PFIの目的は公共施設の建設から維持管理、運営、事業資金の手配を民間に委託し、国、自治体、利用者から使用料を徴収し、事業の経営は民間主導で行う。これにより財政支出の削減と経済活性化に寄与することである。公共団体はサービスの内容をチェックするというサービス調達主体に転換する。
PFIの実施を促すための支援策については、施設を建設する公有地を無償または廉価で提供、建設費の一部を政府系金融機関から無利子で融資、固定資産税および都市計画税の軽減など運輸省が方針を打ち出している。PFIに参加する企業の資金負担を軽くし、採算性を高くすることにより対象となる事業を増やし利用者の負担の軽減が狙いである。
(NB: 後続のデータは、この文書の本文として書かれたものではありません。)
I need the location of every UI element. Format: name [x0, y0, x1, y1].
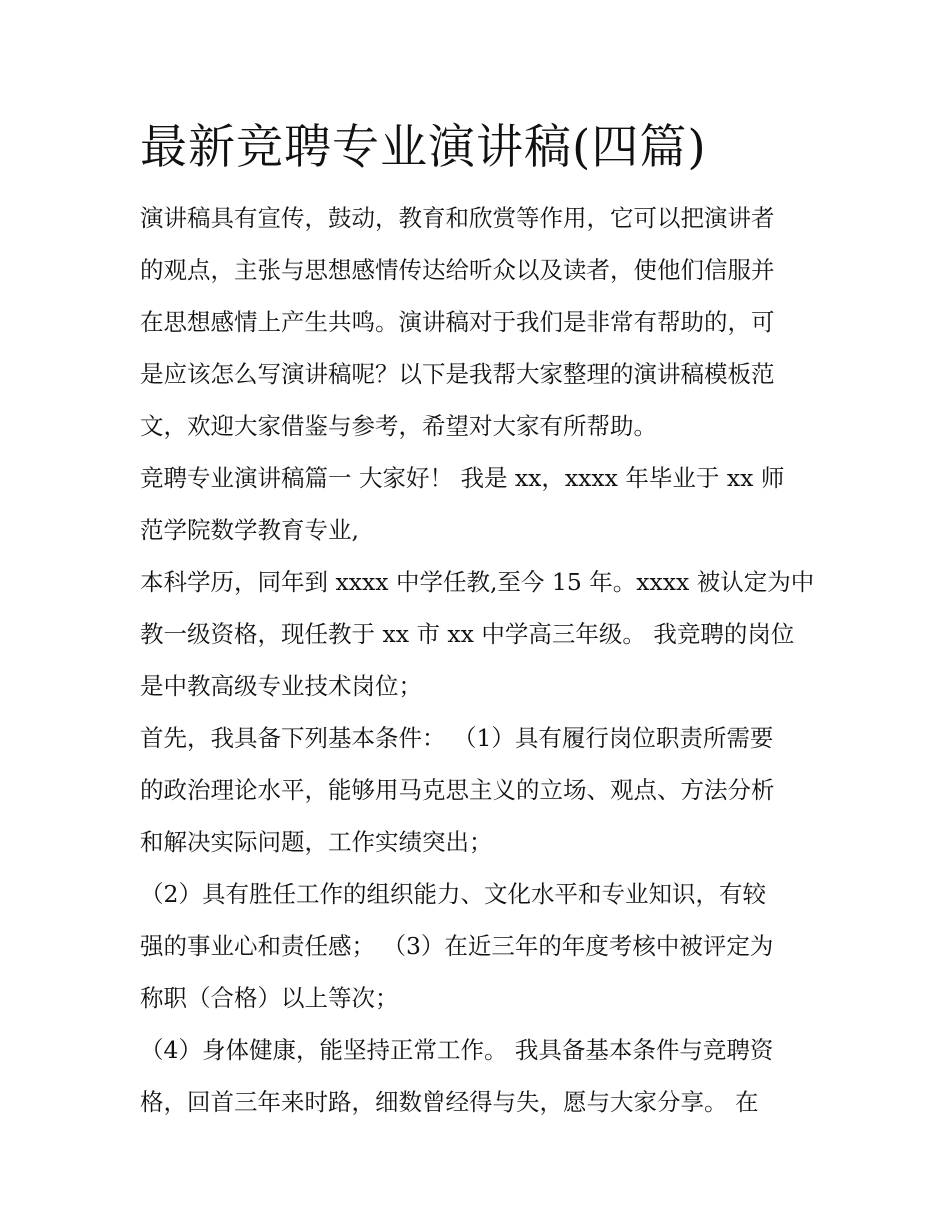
text-line: 在思想感情上产生共鸣。演讲稿对于我们是非常有帮助的，可	[140, 308, 775, 336]
paragraph-conditions	[140, 712, 820, 868]
paragraph-background	[140, 556, 820, 712]
text-line: 竞聘专业演讲稿篇一 大家好！ 我是 xx，xxxx 年毕业于 xx 师	[140, 464, 785, 492]
text-line: （4）身体健康，能坚持正常工作。 我具备基本条件与竞聘资	[140, 1036, 774, 1064]
text-line: 首先，我具备下列基本条件： （1）具有履行岗位职责所需要	[140, 724, 774, 752]
text-line: 称职（合格）以上等次；	[140, 984, 399, 1012]
text-line: 演讲稿具有宣传，鼓动，教育和欣赏等作用，它可以把演讲者	[140, 204, 775, 232]
paragraph-intro	[140, 192, 820, 452]
text-line: 的观点，主张与思想感情传达给听众以及读者，使他们信服并	[140, 256, 775, 284]
paragraph-greeting	[140, 452, 820, 556]
text-line: 范学院数学教育专业,	[140, 516, 359, 544]
text-line: （2）具有胜任工作的组织能力、文化水平和专业知识，有较	[140, 880, 766, 908]
text-line: 是应该怎么写演讲稿呢？以下是我帮大家整理的演讲稿模板范	[140, 360, 775, 388]
text-line: 的政治理论水平，能够用马克思主义的立场、观点、方法分析	[140, 776, 775, 804]
document-body	[140, 112, 820, 1128]
text-line: 和解决实际问题，工作实绩突出；	[140, 828, 493, 856]
text-line: 强的事业心和责任感； （3）在近三年的年度考核中被评定为	[140, 932, 774, 960]
paragraph-condition-2-3	[140, 868, 820, 1024]
text-line: 教一级资格，现任教于 xx 市 xx 中学高三年级。 我竞聘的岗位	[140, 620, 795, 648]
text-line: 本科学历，同年到 xxxx 中学任教,至今 15 年。xxxx 被认定为中	[140, 568, 815, 596]
text-line: 文，欢迎大家借鉴与参考，希望对大家有所帮助。	[140, 412, 657, 440]
text-line: 是中教高级专业技术岗位；	[140, 672, 422, 700]
document-title: 最新竞聘专业演讲稿(四篇)	[140, 120, 707, 175]
text-line: 格，回首三年来时路，细数曾经得与失，愿与大家分享。 在	[140, 1088, 759, 1116]
paragraph-condition-4	[140, 1024, 820, 1128]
PFIは新しい社会資本整備の手法であり、理念等について国民の理解を促進する必要がある。リクスの分担の明確化、公平・透明な手続きの確保、規制緩和の推進、第三者機関の機能強化などの環境整備や制度作りを行う必要がある。民間事業者の選定は公募の方法によることを基本とし、海外の事業者にも開かれたことになる。すでに一部自治体が実施を計画しており、公共事業の設計受注形態にも影響を及ぼし商社や金融機関のみならず設計事務所にもビジネスチャンスは多くなると考えられるが、談合や癒着社会の日本がどこまで事業者選定にあたり透明性を確保できるかが一番の焦点である。